In Zeiten von Massenentlassungen, Inflation und einer großen Wirtschaftskrise in Deutschland, kommt das Thema »Arbeitslosigkeit« wohl endlich auch in der Mittelschicht an. Wie dieses Millieu nun damit umgeht, zeigt exemplarisch der Beitrag von Clara Ott auf spiegel.de vom 17. Dezember 2024: »Meine zwölf Erkenntnisse aus drei Monaten Arbeitslosigkeit.«
Die 44-jährige Journalistin und Buchautorin gibt Handlungsempfehlungen und Verhaltenstipps für die Arbeitslosigkeit, ohne auch nur einmal den Lohnarbeitsfetisch in Deutschland kritisch zu beleuchten. Von einem analytischen, strukturellen oder gar politisch-ökonomischen Blick ganz zu schweigen.
Gehen wir ihre »zwölf Erkenntnisse« einmal durch.
»1.) Wenig verleiht dir mehr Leichtigkeit, als nachmittags zwischen Studentinnen und Rentnern schwimmen zu gehen, während dein Handy und deine Enttäuschungen im Spind liegen. So hältst du den Zustand aus, nicht erreichbar zu sein, wenn dich ohnehin niemand erreichen will.«
Schwimmen ist generell zu empfehlen. Unabhängig davon, ob man lohnarbeitet oder nicht. Leider wird das, besonders in der Großstadt, immer unbequemer. Schwimmbäder schließen, erhöhen massiv ihre Preise und sind teilweise und zu bestimmten Tages- und Wochenzeiten mit sehr anstrengenden Besuchern bevölkert.
»2.) Die meisten Freunde und früheren Arbeitskollegen werden dir sagen, dass sie dich um deine »Auszeit« beneiden.

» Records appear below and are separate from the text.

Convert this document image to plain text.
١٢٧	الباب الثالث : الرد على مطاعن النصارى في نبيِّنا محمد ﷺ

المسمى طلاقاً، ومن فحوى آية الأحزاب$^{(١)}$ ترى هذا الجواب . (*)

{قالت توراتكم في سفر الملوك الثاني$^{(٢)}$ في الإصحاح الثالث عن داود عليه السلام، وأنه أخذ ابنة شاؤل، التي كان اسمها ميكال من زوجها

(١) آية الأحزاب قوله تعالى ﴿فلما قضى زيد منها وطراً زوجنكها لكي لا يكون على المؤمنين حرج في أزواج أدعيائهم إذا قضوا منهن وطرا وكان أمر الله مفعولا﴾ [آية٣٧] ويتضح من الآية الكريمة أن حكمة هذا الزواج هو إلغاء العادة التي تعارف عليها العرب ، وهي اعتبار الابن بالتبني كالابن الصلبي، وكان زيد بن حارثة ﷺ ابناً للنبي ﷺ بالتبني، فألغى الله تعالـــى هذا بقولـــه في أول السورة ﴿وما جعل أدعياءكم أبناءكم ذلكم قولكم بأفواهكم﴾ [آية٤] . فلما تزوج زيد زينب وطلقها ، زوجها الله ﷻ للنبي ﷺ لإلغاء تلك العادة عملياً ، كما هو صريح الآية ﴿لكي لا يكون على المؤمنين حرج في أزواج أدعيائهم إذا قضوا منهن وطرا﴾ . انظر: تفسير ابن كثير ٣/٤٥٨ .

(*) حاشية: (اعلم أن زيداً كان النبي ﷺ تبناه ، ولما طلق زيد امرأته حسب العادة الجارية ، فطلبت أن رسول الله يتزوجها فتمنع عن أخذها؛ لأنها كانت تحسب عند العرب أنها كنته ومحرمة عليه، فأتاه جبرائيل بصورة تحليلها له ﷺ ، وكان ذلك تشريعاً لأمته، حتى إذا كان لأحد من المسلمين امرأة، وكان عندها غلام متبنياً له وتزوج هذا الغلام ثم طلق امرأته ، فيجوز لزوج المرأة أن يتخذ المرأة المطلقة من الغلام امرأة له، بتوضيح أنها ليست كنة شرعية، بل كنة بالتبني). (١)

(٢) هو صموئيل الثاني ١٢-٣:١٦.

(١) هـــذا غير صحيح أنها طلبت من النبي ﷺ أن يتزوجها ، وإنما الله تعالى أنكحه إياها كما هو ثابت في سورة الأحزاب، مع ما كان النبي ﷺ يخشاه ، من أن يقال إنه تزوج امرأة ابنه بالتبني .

Zumindest alle, die deinen »Career break« mit ihrem Sabbatical verwechseln oder dem Bildungsurlaub in der Toskana. Du aber beneidest Menschen, die zur Arbeit gehen, jeden Montagmorgen. Sogar freitagnachmittags.«
Ich kenne kaum einen erwerbslosen Menschen, der Jemanden um seine Lohnarbeit beneidet. Es grenzt an Sklavenmoral, wenn man die Lohnarbeit, völlig losgelöst von Tätigkeit, Sinn und Zweck als individuelle Sinnstfitung proklamiert. So können nur Menschen reden, die keine prekären Tätigkeiten oder Bullshit-Jobs kennen. Es ist nicht die Lohnarbeit, auf die Arbeitslose neidisch sind, sondern höchstens die Bezahlung. Wobei selbst die überall immer schlechter wird.

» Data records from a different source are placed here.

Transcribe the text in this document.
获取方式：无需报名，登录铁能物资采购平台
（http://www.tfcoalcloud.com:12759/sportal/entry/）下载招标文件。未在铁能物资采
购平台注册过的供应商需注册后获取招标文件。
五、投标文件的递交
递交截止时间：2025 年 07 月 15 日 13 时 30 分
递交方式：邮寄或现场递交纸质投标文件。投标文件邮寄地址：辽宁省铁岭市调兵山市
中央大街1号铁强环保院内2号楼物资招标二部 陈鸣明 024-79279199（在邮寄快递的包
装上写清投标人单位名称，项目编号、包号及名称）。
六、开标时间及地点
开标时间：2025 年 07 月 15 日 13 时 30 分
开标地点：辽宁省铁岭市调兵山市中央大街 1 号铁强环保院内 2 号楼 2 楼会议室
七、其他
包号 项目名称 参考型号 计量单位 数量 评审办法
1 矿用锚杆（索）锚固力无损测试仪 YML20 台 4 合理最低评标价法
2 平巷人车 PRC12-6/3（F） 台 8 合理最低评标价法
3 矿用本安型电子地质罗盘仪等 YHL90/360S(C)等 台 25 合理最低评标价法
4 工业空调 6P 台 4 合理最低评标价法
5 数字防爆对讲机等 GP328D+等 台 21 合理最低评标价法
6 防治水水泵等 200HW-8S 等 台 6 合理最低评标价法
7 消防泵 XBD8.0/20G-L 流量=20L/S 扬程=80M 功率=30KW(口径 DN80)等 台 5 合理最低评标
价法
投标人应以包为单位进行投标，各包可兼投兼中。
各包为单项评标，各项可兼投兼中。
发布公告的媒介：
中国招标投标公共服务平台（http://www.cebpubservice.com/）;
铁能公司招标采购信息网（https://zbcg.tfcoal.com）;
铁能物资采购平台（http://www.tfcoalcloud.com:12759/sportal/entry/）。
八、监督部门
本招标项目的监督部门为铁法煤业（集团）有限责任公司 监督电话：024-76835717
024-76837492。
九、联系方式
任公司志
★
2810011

»3.) Du lebst auf jedes Wochenende hin, weil du da tagsüber im Supermarkt oder beim Spazieren durch die Innenstadt wieder Teil der Masse sein darfst, die sich Bummeln verdient hat. Unter der Woche wirkst du wie ein Streuner, wie ein Tourist, nur ohne Einkaufstüten – weil du sparen musst.«
Jeder Lohnarbeiter in Deutschland, der nicht am Wochenende arbeiten muss, lebt ebenfalls auf das Wochenende hin. Wer unbedingt, unter allen Umständen und zu jedem Preis zum Rudel und zum Mainstream gehören will — wird niemals sein individuelles Glück im Leben finden können. Davon bin ich überzeugt.

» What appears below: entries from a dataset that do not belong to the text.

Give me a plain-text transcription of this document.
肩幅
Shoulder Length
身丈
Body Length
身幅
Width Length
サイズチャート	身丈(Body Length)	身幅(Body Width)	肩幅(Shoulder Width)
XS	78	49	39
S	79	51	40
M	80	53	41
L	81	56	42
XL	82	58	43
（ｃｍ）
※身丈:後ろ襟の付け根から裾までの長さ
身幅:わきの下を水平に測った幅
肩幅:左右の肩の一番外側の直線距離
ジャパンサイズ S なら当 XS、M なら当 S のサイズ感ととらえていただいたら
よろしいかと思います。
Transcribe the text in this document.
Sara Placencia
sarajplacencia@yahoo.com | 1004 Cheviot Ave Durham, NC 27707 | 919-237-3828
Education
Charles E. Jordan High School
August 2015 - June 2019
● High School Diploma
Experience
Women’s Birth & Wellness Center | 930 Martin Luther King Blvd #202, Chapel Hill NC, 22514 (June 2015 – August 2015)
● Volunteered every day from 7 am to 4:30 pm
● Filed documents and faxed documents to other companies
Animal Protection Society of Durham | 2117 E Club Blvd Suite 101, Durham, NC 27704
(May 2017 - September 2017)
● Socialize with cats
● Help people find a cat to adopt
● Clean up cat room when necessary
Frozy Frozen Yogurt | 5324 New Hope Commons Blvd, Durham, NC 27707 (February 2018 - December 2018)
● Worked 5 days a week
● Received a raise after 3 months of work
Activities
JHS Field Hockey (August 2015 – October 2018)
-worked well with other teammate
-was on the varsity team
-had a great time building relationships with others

»4.) Die freundlichen Mitarbeiter bei der Agentur für Arbeit werden deine Termine verschieben. Wenn du dich nach acht Wochen endlich vorstellen darfst, erzählen sie dir, wie überarbeitet und unterbesetzt sie sind und dass du niemals einen festen Ansprechpartner haben wirst. Kannst du Bewerbungen vorweisen, brauchst du dich erst in drei Monaten wieder vorzustellen. Und so befreiend sich das anfühlen wird, so sehr wünschst du dir eine Form der Kontrolle. Jemanden, der wie frühere Vorgesetzte schaut, ob du faul bist oder wenigstens bei Slack oder Teams aktiv. Jemanden, der »Na, wie läuft die Jobsuche?« fragt, der nicht mit dir befreundet ist.«
Die überwiegende Mehrheit aller Erwerbslosen haben massiv schlechte Erfahrungen mit der Agentur für Arbeit und mit dem Jobcenter gemacht (mich eingeschlossen). Willkür. Abwertung. Schikanen. Druck. Erniedrigungen. Die Beispiele und die Fälle vor den Sozialgerichten sind schier endlos. Es ist traurig und kein Beweis für eine demokratische Reife, wenn man sich zudem eine »Kontrolle« von einer staatlichen Behörde wünscht.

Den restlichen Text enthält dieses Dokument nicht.